I laughed. "We don't have a great deal of information about that aspect of embalming." My spine tingled in recognition, and I turned to greet James. "I thought you couldn't make it!"
James grinned at me, and winked. "I got lucky." He focused on the screen and his eyebrows shot up in a comical way. "So there is a skull fracture here! And brain tissue."
"That's interesting because it confirms that embalmers in the Roman period didn't always take the brain out," I said. "Can you tell if the fracture was the cause of death?" I was thinking about Marion.
"Well, if the kid died from a blow on the head, we'd expect to see pooled blood at the site. But if the child suffered post-mortem damage, you wouldn't see any blood there. What I think we're seeing is two kinds of brain tissue, cerebrum and cerebellum." James peered at the screen and frowned. "Wait a minute, there's a dense patch there that could be pooled blood."
"So the child died from a blow to the head?" I said with a shiver.
"It's certainly possible. I wish I could open up the skull right there and check," James raised his eyebrows.
"Not allowed. I wish we could," I said.
Just then there was a commotion in the next room. A young girl came in, supported by a technician who helped her lie down on the other CT scanner. The scanner bed started to move towards the open circle of the instrument. "What's going on?" someone asked.
Chip came back and told us. "That girl fell off her bicycle and hit her head. We want her to have a CT scan to make sure her skull is intact."
James and I watched as the modern child's skull came up on the screen next to the ancient one we had been studying. In a few minutes, we could see both skulls, one with living brain tissue filling the cranium, the other with desiccated tissue collected near the base. Silently, James pointed to the modern head. A hairline fracture had appeared in the same place as the one on the mummy child.
"How old is the little girl?" I asked in a hushed voice, feeling a chill on the back of my neck.r />
"Eleven."
One child fell off a bicycle, the other fell off a pyramid (or a wall, or a tomb entrance)...or was hit by something. I shook myself and tried to focus again.

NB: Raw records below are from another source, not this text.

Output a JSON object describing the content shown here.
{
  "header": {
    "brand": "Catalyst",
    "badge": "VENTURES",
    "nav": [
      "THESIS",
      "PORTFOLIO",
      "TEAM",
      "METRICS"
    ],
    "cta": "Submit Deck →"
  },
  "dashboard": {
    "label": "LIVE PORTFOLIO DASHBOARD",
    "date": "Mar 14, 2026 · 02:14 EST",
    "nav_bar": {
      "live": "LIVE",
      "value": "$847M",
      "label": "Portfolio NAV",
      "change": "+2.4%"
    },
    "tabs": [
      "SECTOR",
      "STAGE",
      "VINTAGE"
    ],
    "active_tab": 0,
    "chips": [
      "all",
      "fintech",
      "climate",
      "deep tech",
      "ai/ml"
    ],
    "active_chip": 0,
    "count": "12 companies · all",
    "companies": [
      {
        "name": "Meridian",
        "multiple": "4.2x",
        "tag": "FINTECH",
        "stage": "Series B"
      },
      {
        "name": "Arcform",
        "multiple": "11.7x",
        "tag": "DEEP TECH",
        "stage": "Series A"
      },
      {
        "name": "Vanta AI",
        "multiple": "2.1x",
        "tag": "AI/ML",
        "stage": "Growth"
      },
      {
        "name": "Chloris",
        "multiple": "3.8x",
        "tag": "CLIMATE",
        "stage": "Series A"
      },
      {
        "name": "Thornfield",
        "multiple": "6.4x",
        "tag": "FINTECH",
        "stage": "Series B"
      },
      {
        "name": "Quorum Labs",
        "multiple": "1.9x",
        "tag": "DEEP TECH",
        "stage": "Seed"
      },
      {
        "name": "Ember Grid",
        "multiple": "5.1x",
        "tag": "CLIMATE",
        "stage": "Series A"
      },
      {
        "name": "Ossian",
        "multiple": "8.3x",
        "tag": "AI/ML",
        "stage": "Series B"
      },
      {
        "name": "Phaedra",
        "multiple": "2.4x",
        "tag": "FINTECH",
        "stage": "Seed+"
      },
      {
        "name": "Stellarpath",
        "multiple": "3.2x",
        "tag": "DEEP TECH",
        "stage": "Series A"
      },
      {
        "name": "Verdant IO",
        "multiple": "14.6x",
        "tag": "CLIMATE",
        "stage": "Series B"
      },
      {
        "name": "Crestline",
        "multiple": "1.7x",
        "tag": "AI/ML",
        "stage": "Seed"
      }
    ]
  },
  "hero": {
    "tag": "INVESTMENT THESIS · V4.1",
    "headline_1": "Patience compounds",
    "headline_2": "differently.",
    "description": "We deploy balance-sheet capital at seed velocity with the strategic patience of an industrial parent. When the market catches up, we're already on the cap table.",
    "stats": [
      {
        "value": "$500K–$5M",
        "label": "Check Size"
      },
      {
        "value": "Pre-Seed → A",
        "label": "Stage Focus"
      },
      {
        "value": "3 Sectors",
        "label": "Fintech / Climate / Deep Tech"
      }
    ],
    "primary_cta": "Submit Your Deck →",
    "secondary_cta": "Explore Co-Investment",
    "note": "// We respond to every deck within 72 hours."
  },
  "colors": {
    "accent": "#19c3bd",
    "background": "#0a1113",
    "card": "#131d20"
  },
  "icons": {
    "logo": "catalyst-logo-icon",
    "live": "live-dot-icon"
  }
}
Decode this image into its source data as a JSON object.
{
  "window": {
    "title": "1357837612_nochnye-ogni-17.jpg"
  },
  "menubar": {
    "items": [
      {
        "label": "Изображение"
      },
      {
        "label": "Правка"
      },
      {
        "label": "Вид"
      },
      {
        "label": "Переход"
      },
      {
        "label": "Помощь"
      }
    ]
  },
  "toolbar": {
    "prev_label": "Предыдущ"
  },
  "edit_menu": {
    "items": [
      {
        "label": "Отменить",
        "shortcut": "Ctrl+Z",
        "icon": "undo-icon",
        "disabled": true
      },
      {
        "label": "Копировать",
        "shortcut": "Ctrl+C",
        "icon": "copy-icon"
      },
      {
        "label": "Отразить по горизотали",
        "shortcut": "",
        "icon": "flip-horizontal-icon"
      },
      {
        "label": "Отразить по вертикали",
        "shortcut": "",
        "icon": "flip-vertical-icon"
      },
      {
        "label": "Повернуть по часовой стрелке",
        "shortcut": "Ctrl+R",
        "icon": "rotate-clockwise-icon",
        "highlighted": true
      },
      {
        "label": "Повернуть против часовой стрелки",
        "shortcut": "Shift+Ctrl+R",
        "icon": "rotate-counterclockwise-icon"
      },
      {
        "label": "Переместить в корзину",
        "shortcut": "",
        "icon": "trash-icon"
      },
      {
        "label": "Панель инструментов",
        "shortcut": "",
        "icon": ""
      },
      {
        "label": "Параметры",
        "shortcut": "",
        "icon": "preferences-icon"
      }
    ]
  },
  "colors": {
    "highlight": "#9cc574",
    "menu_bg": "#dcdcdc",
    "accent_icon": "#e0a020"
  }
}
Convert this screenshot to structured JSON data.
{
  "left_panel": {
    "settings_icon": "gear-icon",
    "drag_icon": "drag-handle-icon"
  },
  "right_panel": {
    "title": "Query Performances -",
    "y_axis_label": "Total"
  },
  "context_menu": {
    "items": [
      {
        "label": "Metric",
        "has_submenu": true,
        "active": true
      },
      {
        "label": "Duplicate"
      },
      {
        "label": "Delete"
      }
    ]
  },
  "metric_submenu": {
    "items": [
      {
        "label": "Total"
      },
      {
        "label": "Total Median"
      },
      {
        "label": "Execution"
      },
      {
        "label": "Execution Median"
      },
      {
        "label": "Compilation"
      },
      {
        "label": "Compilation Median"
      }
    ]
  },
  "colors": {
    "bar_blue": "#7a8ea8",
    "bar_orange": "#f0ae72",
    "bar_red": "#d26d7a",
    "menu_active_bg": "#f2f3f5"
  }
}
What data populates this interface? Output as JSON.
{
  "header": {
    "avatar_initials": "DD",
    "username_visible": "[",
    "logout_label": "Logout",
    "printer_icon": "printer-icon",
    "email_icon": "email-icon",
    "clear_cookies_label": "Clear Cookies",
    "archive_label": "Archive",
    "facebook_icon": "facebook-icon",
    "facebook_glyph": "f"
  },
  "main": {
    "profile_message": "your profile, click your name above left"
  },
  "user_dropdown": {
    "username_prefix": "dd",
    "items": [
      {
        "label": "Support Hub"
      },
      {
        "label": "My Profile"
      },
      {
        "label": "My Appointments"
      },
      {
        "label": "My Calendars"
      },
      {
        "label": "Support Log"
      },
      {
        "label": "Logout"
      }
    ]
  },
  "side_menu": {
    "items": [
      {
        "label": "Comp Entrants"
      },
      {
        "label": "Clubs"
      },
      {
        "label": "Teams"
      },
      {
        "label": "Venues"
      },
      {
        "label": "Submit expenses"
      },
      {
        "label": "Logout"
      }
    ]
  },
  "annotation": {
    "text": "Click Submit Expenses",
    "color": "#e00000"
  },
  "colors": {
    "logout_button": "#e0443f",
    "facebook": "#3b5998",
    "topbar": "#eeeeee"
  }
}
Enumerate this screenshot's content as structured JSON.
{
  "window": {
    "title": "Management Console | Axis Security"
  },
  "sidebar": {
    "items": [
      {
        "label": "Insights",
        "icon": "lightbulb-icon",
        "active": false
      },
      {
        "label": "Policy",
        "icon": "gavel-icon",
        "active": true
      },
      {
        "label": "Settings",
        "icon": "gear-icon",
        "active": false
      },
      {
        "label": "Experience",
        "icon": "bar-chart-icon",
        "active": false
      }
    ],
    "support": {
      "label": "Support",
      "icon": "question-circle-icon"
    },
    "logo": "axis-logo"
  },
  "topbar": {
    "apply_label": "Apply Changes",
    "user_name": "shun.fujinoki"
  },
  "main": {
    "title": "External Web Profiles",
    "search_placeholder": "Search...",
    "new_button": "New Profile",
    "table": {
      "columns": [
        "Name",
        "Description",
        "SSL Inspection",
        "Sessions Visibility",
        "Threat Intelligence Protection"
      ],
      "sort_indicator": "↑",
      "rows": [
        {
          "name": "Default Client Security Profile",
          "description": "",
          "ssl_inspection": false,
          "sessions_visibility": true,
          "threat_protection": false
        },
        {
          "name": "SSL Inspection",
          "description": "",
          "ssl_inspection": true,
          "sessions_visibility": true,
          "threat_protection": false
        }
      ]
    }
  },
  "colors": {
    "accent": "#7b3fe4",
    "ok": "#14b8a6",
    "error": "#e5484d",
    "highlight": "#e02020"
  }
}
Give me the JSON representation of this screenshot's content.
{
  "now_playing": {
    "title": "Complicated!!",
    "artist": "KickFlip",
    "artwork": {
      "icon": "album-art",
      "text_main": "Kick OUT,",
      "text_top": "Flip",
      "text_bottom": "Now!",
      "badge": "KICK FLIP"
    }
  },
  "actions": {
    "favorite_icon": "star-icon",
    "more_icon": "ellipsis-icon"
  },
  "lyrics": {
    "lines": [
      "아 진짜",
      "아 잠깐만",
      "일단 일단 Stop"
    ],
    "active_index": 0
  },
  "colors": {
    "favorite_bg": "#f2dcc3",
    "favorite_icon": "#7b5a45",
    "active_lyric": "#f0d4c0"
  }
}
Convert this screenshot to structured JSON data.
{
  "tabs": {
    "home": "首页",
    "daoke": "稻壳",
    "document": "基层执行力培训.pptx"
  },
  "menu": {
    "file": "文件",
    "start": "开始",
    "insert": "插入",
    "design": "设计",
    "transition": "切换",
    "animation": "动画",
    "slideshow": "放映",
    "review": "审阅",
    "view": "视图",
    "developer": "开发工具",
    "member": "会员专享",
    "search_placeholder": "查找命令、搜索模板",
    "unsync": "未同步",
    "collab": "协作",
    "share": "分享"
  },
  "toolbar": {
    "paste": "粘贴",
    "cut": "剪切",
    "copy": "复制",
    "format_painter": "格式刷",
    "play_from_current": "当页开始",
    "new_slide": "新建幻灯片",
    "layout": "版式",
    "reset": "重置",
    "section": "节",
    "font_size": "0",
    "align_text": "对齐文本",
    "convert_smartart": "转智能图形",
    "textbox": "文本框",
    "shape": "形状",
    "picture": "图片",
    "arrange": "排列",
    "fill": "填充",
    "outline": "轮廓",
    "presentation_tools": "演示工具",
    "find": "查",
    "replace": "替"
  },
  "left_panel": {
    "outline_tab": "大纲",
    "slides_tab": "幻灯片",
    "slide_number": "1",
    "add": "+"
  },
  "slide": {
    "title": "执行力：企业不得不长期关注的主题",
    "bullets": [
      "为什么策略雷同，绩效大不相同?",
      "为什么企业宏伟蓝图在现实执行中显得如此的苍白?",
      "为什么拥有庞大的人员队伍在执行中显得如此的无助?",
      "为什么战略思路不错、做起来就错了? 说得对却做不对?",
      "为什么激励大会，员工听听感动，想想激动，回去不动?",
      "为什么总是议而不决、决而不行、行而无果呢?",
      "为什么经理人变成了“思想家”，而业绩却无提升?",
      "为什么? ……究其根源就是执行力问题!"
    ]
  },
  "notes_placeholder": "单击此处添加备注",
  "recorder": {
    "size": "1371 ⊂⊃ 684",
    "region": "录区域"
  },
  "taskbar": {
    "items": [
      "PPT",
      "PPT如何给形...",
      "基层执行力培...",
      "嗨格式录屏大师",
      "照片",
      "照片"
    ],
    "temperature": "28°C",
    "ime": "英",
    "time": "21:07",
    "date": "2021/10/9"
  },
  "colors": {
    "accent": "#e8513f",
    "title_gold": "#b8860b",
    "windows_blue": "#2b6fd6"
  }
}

The mummy scan proceeded down to the neck, where I noticed the board's width shrank by about six inches. Then we were in the thoracic cavity, and a big discussion took place about which organs were there. Lungs? Heart? Both? No one was completely sure. Once again, everything was shriveled up and moved around. But two doctors were pretty certain they saw lung tissue, and I saw nothing solid enough to be an amulet. And the board had widened again underneath the lower body; it extended all the way past the ankles. Why on earth was there a board inside the mummy? As far as I knew, this wasn't a common practice in any period.